You are viewing a plain text version of this content. The canonical link for it is here.
Posted to commits@hudi.apache.org by co...@apache.org on 2022/04/06 07:56:58 UTC

[hudi] branch master updated: [HUDI-3800] Fixed preserve commit metadata for compaction for untouched records (#5232)

This is an automated email from the ASF dual-hosted git repository.
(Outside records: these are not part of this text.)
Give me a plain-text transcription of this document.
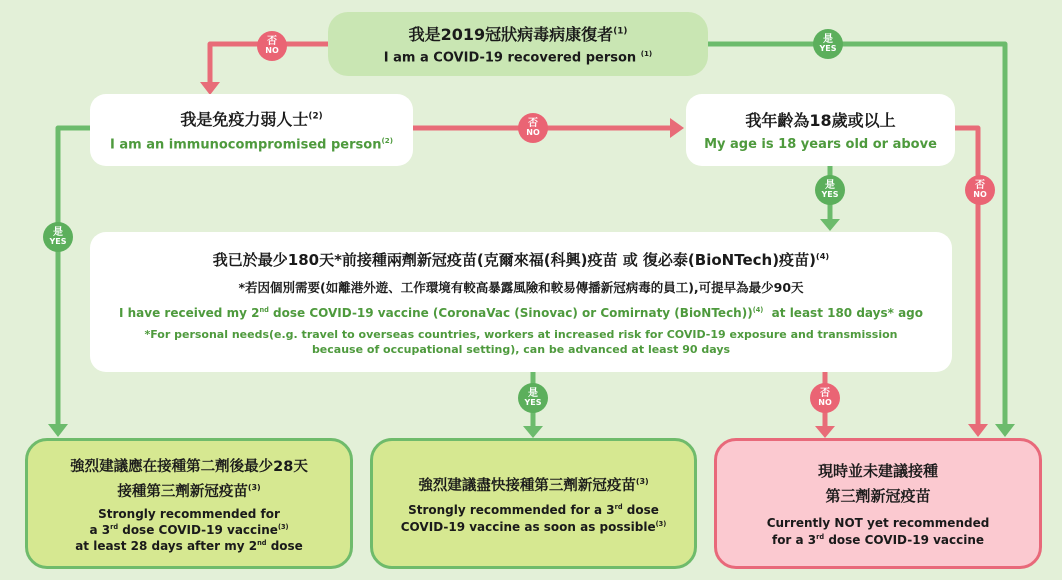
我是2019冠狀病毒病康復者$^{(1)}$
I am a COVID-19 recovered person $^{(1)}$
我是免疫力弱人士$^{(2)}$
I am an immunocompromised person$^{(2)}$
我年齡為18歲或以上
My age is 18 years old or above
我已於最少180天*前接種兩劑新冠疫苗(克爾來福(科興)疫苗 或 復必泰(BioNTech)疫苗)$^{(4)}$
*若因個別需要(如離港外遊、工作環境有較高暴露風險和較易傳播新冠病毒的員工),可提早為最少90天
I have received my 2nd dose COVID-19 vaccine (CoronaVac (Sinovac) or Comirnaty (BioNTech))$^{(4)}$  at least 180 days* ago
*For personal needs(e.g. travel to overseas countries, workers at increased risk for COVID-19 exposure and transmission
because of occupational setting), can be advanced at least 90 days
強烈建議應在接種第二劑後最少28天
接種第三劑新冠疫苗$^{(3)}$
Strongly recommended for
a 3rd dose COVID-19 vaccine$^{(3)}$
at least 28 days after my 2nd dose
強烈建議盡快接種第三劑新冠疫苗$^{(3)}$
Strongly recommended for a 3rd dose
COVID-19 vaccine as soon as possible$^{(3)}$
現時並未建議接種
第三劑新冠疫苗
Currently NOT yet recommended
for a 3rd dose COVID-19 vaccine
否
NO
是
YES
否
NO
是
YES
是
YES
否
NO
是
YES
否
NO
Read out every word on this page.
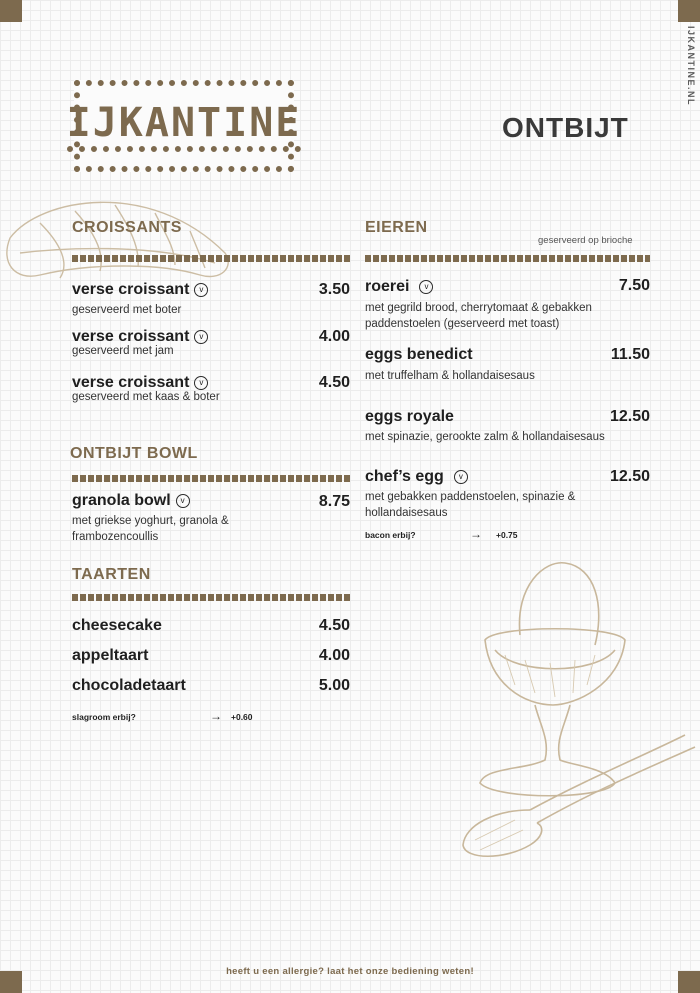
IJKANTINE.NL
IJKANTINE	ONTBIJT
CROISSANTS
verse croissant v	3.50
geserveerd met boter
verse croissant v	4.00
geserveerd met jam
verse croissant v	4.50
geserveerd met kaas & boter
ONTBIJT BOWL
granola bowl v	8.75
met griekse yoghurt, granola & frambozencoullis
TAARTEN
cheesecake	4.50
appeltaart	4.00
chocoladetaart	5.00
slagroom erbij?	→ +0.60
EIEREN
geserveerd op brioche
roerei v	7.50
met gegrild brood, cherrytomaat & gebakken paddenstoelen (geserveerd met toast)
eggs benedict	11.50
met truffelham & hollandaisesaus
eggs royale	12.50
met spinazie, gerookte zalm & hollandaisesaus
chef’s egg v	12.50
met gebakken paddenstoelen, spinazie & hollandaisesaus
bacon erbij?	→ +0.75
heeft u een allergie? laat het onze bediening weten!
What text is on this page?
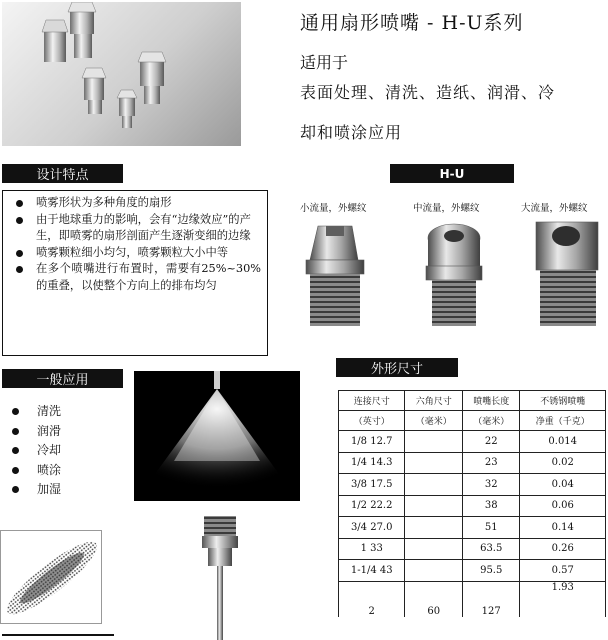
通用扇形喷嘴 - H-U系列
适用于
表面处理、清洗、造纸、润滑、冷
却和喷涂应用
设计特点
喷雾形状为多种角度的扇形
由于地球重力的影响，会有“边缘效应”的产生，即喷雾的扇形剖面产生逐渐变细的边缘
喷雾颗粒细小均匀，喷雾颗粒大小中等
在多个喷嘴进行布置时，需要有25%~30%的重叠，以使整个方向上的排布均匀
H-U
小流量，外螺纹	中流量，外螺纹	大流量，外螺纹
一般应用
清洗
润滑
冷却
喷涂
加湿
外形尺寸
连接尺寸	六角尺寸	喷嘴长度	不锈钢喷嘴

（英寸）	（毫米）	（毫米）	净重（千克）

1/8 12.7		22	0.014
1/4 14.3		23	0.02
3/8 17.5		32	0.04
1/2 22.2		38	0.06
3/4 27.0		51	0.14
1 33		63.5	0.26
1-1/4 43		95.5	0.57
2	60	127	1.93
codope pushed a commit to branch master
in repository https://gitbox.apache.org/repos/asf/hudi.git


The following commit(s) were added to refs/heads/master by this push:
     new 8683fb1d49 [HUDI-3800] Fixed preserve commit metadata for compaction for untouched records (#5232)
8683fb1d49 is described below

commit 8683fb1d49b408a5012185104b13ae59c376a709
Author: Sivabalan Narayanan <n....@gmail.com>
AuthorDate: Wed Apr 6 00:56:53 2022 -0700

    [HUDI-3800] Fixed preserve commit metadata for compaction for untouched records (#5232)
---
 .../main/java/org/apache/hudi/io/HoodieMergeHandle.java   | 15 ++++++++++-----
 .../java/org/apache/hudi/io/HoodieSortedMergeHandle.java  |  4 ++--
 2 files changed, 12 insertions(+), 7 deletions(-)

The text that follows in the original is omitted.